Migranti, usciamo dall’approccio securitario
Il ministro Salvini continua a perseguire una linea di chiusura dei porti, impedendo lo sbarco di profughi e migranti raccolti in mare. Una linea non solo inumana, ma anche velleitaria. Negli stessi giorni in cui la Gregoretti era costretta a rimanere in mare, barchini di poche decine di migranti sbarcavano in diversi lidi siciliani, a dimostrazione che non si possono blindare 8.000 km di coste del nostro Paese.
Così come è del tutto velleitaria la idea di schierare la Marina militare per bloccare l’arrivo di eventuali barche. Perché di fronte a una barca carica di migranti certamente una nave militare non potrebbe aprire il fuoco, né speronarla rischiando di affondarla, né abbandonarla in mare. Potrebbe fare una sola cosa: imbarcare quei migranti e condurli in porto.
Peraltro la linea della chiusura dei porti non è giustificata da alcuna emergenza, stante che dal 2017 gli arrivi di migranti sono costantemente calati e oggi sono a poche migliaia.
Ma quel che sopratutto non funziona è la rinuncia ad avere una strategia di gestione dei flussi, che per essere efficace ha bisogno di tre scelte: 1. corridoi umanitari gestiti con UNHCR e OIM per accoglier profughi in fuga da conflitti e situazioni di crisi acuta; 2. flussi programmati di migranti economici, negoziati con i Paesi di origine e per quantità riferite alle opportunità di impiego e di accoglienza; un accordo europeo per una strategia comune sulle politiche di asilo, di accoglienza e di integrazione che preveda una condivisione della gestione dei flussi e una redistribuzione per quote.
Ma questo richiede che il governo italiano abbandoni la linea di isolamento perseguita fin qui.
Non si può chiedere condivisione se non si partecipa agli incontri dei ministri europei sull’immigrazione.
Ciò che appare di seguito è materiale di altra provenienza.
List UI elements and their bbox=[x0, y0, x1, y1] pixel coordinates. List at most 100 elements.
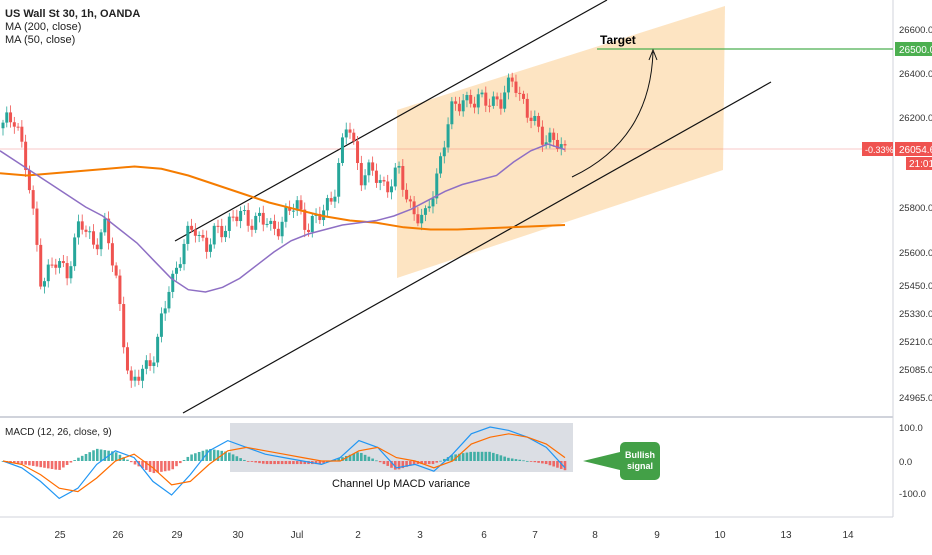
candle-body[interactable] bbox=[503, 92, 507, 109]
candle-body[interactable] bbox=[5, 112, 9, 123]
candle-body[interactable] bbox=[171, 273, 175, 292]
candle-body[interactable] bbox=[144, 360, 148, 369]
candle-body[interactable] bbox=[46, 264, 50, 282]
candle-body[interactable] bbox=[563, 144, 567, 146]
candle-body[interactable] bbox=[61, 261, 65, 264]
candle-body[interactable] bbox=[208, 244, 212, 252]
signal-line[interactable] bbox=[2, 433, 566, 493]
channel-lower-line[interactable] bbox=[182, 81, 772, 414]
candle-body[interactable] bbox=[197, 235, 201, 237]
candle-body[interactable] bbox=[125, 347, 129, 371]
candle-body[interactable] bbox=[152, 362, 156, 367]
candle-body[interactable] bbox=[352, 132, 356, 142]
candle-body[interactable] bbox=[27, 170, 31, 191]
candle-body[interactable] bbox=[371, 162, 375, 171]
candle-body[interactable] bbox=[454, 101, 458, 104]
candle-body[interactable] bbox=[488, 105, 492, 107]
candle-body[interactable] bbox=[265, 223, 269, 225]
candle-body[interactable] bbox=[337, 163, 341, 197]
candle-body[interactable] bbox=[427, 206, 431, 209]
candle-body[interactable] bbox=[367, 162, 371, 176]
candle-body[interactable] bbox=[16, 126, 20, 128]
candle-body[interactable] bbox=[416, 214, 420, 224]
candle-body[interactable] bbox=[65, 263, 69, 279]
candle-body[interactable] bbox=[269, 220, 273, 224]
candle-body[interactable] bbox=[114, 265, 118, 276]
candle-body[interactable] bbox=[450, 101, 454, 125]
candle-body[interactable] bbox=[231, 216, 235, 218]
candle-body[interactable] bbox=[9, 112, 13, 123]
candle-body[interactable] bbox=[442, 147, 446, 157]
candle-body[interactable] bbox=[246, 210, 250, 226]
candle-body[interactable] bbox=[254, 215, 258, 230]
candle-body[interactable] bbox=[42, 281, 46, 287]
candle-body[interactable] bbox=[548, 132, 552, 143]
candle-body[interactable] bbox=[363, 175, 367, 186]
candle-body[interactable] bbox=[559, 144, 563, 149]
candle-body[interactable] bbox=[242, 210, 246, 212]
candle-body[interactable] bbox=[533, 115, 537, 121]
candle-body[interactable] bbox=[69, 266, 73, 279]
ma200-line[interactable] bbox=[0, 165, 566, 231]
candle-body[interactable] bbox=[58, 261, 62, 268]
candle-body[interactable] bbox=[529, 117, 533, 121]
candle-body[interactable] bbox=[506, 77, 510, 93]
candle-body[interactable] bbox=[73, 237, 77, 267]
candle-body[interactable] bbox=[540, 126, 544, 145]
ma200-legend[interactable]: MA (200, close) bbox=[5, 21, 82, 33]
candle-body[interactable] bbox=[457, 103, 461, 112]
channel-upper-line[interactable] bbox=[174, 0, 608, 242]
candle-body[interactable] bbox=[224, 230, 228, 238]
candle-body[interactable] bbox=[461, 100, 465, 112]
candle-body[interactable] bbox=[118, 275, 122, 305]
candle-body[interactable] bbox=[12, 122, 16, 127]
candle-body[interactable] bbox=[495, 96, 499, 100]
candle-body[interactable] bbox=[514, 81, 518, 93]
candle-body[interactable] bbox=[329, 198, 333, 202]
candle-body[interactable] bbox=[518, 92, 522, 94]
candle-body[interactable] bbox=[386, 181, 390, 193]
candle-body[interactable] bbox=[103, 218, 107, 233]
candle-body[interactable] bbox=[310, 215, 314, 233]
price-axis[interactable]: 26600.0 26400.0 26200.0 25800.0 25600.0 25450… bbox=[899, 25, 932, 404]
candle-body[interactable] bbox=[122, 304, 126, 348]
candle-body[interactable] bbox=[420, 214, 424, 224]
candle-body[interactable] bbox=[382, 180, 386, 182]
candle-body[interactable] bbox=[182, 243, 186, 265]
candle-body[interactable] bbox=[423, 208, 427, 215]
candle-body[interactable] bbox=[356, 141, 360, 164]
candle-body[interactable] bbox=[129, 370, 133, 381]
candle-body[interactable] bbox=[212, 225, 216, 245]
candle-body[interactable] bbox=[499, 99, 503, 109]
candle-body[interactable] bbox=[88, 231, 92, 233]
candle-body[interactable] bbox=[408, 199, 412, 202]
candle-body[interactable] bbox=[295, 200, 299, 211]
candle-body[interactable] bbox=[239, 210, 243, 222]
time-axis[interactable]: 25 26 29 30 Jul 2 3 6 7 8 9 10 13 14 bbox=[54, 530, 854, 541]
candle-body[interactable] bbox=[257, 212, 261, 216]
candle-body[interactable] bbox=[333, 196, 337, 202]
ma50-line[interactable] bbox=[0, 143, 566, 293]
candle-body[interactable] bbox=[205, 237, 209, 252]
candle-body[interactable] bbox=[99, 232, 103, 250]
candle-body[interactable] bbox=[110, 243, 114, 266]
candle-body[interactable] bbox=[186, 225, 190, 244]
candle-body[interactable] bbox=[288, 207, 292, 211]
candle-body[interactable] bbox=[227, 216, 231, 231]
candle-body[interactable] bbox=[480, 92, 484, 95]
candle-body[interactable] bbox=[555, 139, 559, 149]
candle-body[interactable] bbox=[299, 200, 303, 210]
candle-body[interactable] bbox=[280, 221, 284, 237]
candle-body[interactable] bbox=[552, 132, 556, 140]
projection-arrow[interactable] bbox=[571, 51, 654, 178]
candle-body[interactable] bbox=[80, 221, 84, 230]
candle-body[interactable] bbox=[107, 218, 111, 244]
candle-body[interactable] bbox=[325, 198, 329, 211]
candle-body[interactable] bbox=[303, 209, 307, 230]
candle-body[interactable] bbox=[20, 126, 24, 142]
candle-body[interactable] bbox=[439, 156, 443, 174]
candle-body[interactable] bbox=[156, 336, 160, 363]
candle-body[interactable] bbox=[465, 95, 469, 101]
candle-body[interactable] bbox=[397, 166, 401, 168]
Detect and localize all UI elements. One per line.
Non si può’ attaccare Francia e Germania, quando Parigi e Berlino sono tra i governi che hanno accolto migranti sbarcati in Italia, mentre non un solo migrante hanno accolto quei governi di Ungheria, Polonia, Repubblica Ceca con cui Salvini vorrebbe che l’Italia si alleasse. Non si può dire che “bisogna farli vivere meglio la’” e poi ridurre i fondi per l’aiuto ai Paesi in via di sviluppo. Non si può invocare la riforma del Regolamento di Dublino e poi non sostenere le proposte approvate dal Parlamento Europeo. Non si può dichiarare che il Mediterraneo è per l’Italia strategico e poi non avere alcuna politica sulle tante criticità che investono la regione. Ne si può condurre una cieca e faziosa aggressione a ONG e organizzazioni umanitarie la cui presenza nel Mediterraneo ha salvato migliaia di vite umane da naufragio e morte.
Ma sopratutto non si può avere un approccio solo “securitario”. Nessuno ignora gli aspetti di sicurezza e legalità connessi ai flussi migratori, a partire dalla necessità di una intransigente lotta a scafisti e trafficanti. Ma l’immigrazione è fenomeno complesso che richiama dimensioni demografiche, economiche, sociali, culturali che non possono essere ridotte a un problema di polizia.
Insomma, è urgente cambiare strada. Ne va della credibilità, della sicurezza e della civiltà dell’Italia.